The notion of requiring accommodations leads us to the subject of discrimination. Employers are required by federal law to provide “reasonable accommodations” to persons with disabilities, according to the Americans with Disabilities Act (ADA), for conditions including “a physical or mental impairment that substantially limits one or more major life activities,” and also to “a person who has a history or record of such an impairment, or a person who is perceived by others as having such an impairment. The ADA does not specifically name all of the impairments that are covered.”
“Reasonable accommodations” are not defined for mental disabilities, but examples of accommodations for other conditions include modifying work schedules, as well as leave flexibility and unpaid leave. But just try telling a prospective employer (as you are entitled to do) that you will need flexible hours to accommodate appointments, panic attacks, or other phenomena; or asking someone you work for to give you unpaid leave for a hospitalization. I think you know the result as well as I do.
One problem is that these forms of discrimination – which is what they are – are damnably hard to prove, as onerous and unlikely as being classified disabled in the first place. Yet the protections against these forms of discrimination are defined by law. But how many of us have the wherewithal to challenge them, prove our cases, and get by while waiting for the results of a lawsuit?
Even the act of asking for an accommodation opens us to yet another instance of stigma, and the outcome depends on the individual knowledge and understanding of an employer, when it should follow the law.
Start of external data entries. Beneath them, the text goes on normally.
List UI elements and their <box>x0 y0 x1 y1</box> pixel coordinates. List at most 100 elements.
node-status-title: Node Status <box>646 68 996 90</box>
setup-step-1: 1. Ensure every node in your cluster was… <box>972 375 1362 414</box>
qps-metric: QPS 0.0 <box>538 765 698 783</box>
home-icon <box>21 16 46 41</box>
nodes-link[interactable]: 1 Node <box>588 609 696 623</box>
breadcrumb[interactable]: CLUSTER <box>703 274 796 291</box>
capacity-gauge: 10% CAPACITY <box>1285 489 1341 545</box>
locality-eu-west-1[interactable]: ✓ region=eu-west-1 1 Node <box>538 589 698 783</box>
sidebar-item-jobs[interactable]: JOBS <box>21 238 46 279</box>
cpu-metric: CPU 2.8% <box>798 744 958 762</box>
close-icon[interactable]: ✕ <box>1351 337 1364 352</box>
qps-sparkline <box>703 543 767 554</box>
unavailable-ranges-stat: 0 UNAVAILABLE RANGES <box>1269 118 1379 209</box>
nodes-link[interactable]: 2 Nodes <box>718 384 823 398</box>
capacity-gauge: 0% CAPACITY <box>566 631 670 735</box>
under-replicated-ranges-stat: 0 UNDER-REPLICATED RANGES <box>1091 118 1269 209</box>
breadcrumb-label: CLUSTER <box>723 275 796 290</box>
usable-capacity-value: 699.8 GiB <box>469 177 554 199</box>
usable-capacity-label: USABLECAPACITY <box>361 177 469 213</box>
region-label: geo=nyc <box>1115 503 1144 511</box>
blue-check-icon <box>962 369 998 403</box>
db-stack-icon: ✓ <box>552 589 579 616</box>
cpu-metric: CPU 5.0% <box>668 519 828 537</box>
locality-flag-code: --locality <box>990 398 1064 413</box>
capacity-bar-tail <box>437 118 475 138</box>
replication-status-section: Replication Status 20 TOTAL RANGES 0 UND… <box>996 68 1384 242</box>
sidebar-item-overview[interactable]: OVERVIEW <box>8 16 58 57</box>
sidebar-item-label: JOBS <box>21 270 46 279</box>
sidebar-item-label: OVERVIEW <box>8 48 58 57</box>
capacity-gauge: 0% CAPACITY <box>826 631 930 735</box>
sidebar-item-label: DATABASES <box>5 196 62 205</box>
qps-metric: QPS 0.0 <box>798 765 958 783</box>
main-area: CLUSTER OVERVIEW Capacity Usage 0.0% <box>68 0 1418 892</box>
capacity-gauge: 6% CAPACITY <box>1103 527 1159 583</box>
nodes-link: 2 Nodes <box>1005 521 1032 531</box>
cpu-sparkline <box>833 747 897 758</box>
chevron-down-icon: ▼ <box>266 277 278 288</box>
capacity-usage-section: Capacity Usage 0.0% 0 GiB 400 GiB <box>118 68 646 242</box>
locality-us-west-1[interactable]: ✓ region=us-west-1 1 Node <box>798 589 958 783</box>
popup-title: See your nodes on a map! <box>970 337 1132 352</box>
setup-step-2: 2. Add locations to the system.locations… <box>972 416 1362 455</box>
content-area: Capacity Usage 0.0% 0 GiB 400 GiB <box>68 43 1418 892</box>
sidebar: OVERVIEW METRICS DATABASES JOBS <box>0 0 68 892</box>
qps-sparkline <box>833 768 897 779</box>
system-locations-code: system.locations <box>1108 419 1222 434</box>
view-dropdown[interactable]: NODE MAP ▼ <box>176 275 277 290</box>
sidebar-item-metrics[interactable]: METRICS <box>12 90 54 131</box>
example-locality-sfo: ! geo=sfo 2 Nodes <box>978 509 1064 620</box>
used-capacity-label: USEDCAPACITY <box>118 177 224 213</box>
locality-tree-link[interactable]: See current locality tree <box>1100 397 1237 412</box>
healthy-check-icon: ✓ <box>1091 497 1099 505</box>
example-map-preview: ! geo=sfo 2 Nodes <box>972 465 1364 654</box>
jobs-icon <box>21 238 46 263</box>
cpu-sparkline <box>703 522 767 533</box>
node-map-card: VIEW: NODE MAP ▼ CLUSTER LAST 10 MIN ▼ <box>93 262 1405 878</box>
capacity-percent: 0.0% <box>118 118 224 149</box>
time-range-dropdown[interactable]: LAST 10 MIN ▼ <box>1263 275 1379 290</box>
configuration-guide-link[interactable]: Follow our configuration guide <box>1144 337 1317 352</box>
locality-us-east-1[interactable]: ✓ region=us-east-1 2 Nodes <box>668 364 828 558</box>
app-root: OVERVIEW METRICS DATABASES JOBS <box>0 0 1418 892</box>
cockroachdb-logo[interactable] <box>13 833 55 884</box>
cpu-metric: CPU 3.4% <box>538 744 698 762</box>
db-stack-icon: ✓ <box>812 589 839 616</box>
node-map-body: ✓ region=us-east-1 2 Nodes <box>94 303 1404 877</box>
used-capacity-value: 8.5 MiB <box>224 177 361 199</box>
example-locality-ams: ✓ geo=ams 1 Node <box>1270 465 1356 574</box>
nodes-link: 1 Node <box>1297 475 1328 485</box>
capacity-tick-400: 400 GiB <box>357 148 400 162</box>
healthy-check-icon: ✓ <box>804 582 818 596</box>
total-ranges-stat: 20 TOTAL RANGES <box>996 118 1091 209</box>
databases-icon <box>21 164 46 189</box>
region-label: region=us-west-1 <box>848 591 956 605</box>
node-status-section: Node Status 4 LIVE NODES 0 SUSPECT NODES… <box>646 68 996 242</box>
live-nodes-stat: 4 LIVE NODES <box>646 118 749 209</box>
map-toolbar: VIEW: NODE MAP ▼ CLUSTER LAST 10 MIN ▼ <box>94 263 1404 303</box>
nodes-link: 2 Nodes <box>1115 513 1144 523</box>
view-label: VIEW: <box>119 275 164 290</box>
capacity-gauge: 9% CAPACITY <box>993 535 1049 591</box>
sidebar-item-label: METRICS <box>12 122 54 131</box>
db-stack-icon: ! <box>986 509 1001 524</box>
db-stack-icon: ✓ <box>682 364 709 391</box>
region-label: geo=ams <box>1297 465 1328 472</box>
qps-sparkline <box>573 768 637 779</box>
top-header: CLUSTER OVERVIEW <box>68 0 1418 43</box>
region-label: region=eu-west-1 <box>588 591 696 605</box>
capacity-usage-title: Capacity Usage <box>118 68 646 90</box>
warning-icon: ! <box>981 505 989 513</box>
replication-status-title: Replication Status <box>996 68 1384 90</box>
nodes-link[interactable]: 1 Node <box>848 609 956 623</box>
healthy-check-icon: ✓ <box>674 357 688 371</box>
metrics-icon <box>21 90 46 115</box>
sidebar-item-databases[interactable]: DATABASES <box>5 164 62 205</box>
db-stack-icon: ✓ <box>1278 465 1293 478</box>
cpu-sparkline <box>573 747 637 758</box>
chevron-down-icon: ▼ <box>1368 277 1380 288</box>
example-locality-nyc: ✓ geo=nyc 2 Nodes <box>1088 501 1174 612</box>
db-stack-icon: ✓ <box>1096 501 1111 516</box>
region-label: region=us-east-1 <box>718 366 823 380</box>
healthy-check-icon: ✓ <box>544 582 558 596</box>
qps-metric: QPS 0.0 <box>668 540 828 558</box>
We approach employers and prospective employers hat in hand, asking for – but not expecting – to get the treatment that is legally, rightfully ours.
In these days of rampant discrimination against people of any number of races, religions, national or ethnic origins, sexual orientations, and disabling conditions, our voices may not be the first to be heard. But we, the neurodivergent, the mentally ill, the emotionally disabled, the psychiatric patients, and our caregivers and loved ones deserve to be free from the effects of ableism, discrimination, and stigma.
Let’s speak up, keep educating about our issues, and support each other in banishing stigma, ending discrimination, and putting ableists on notice that we will not shut up until our rights are acknowledged.
Comments on: "Discrimination: Mental Illness and Disability" (4)
I understand about being neurdivergent. I have sensory processing disorder, auditory processing disorder, and hyperacusis. The world can be painfully overstimulating! This is a difficult disability to accommodate because it means making inside spaces much less echoey, and that costs money. It means that I need a private office because I cannot tune out any background noises at all! That’s not happening. Fortunately, I also have discovered part-time (and seasonal) work that I can do. For me, that’s gardening. I can work independently, at my own pace. I can listen to music while I work. My customers are happy because many of them are too old now to tend to their own gardens. It is good work when I get it.
Good for you – and your customers. What a great solution!
Hire someone who has a mental disability? WHAT GARBAGE!!!!!!!!!!!!!!!! Tell me why I have to suffer, when someone who has a mental disability who is above me in position, makes me suffer? DON’T EMPLOY PEOPLE WHO HAVE A MENTAL DISABILITY TO BE IN A POSITION IN WHICH THEY ARE SUPERIOR OVER OTHERS!
I disagree with you, but thank you for sharing.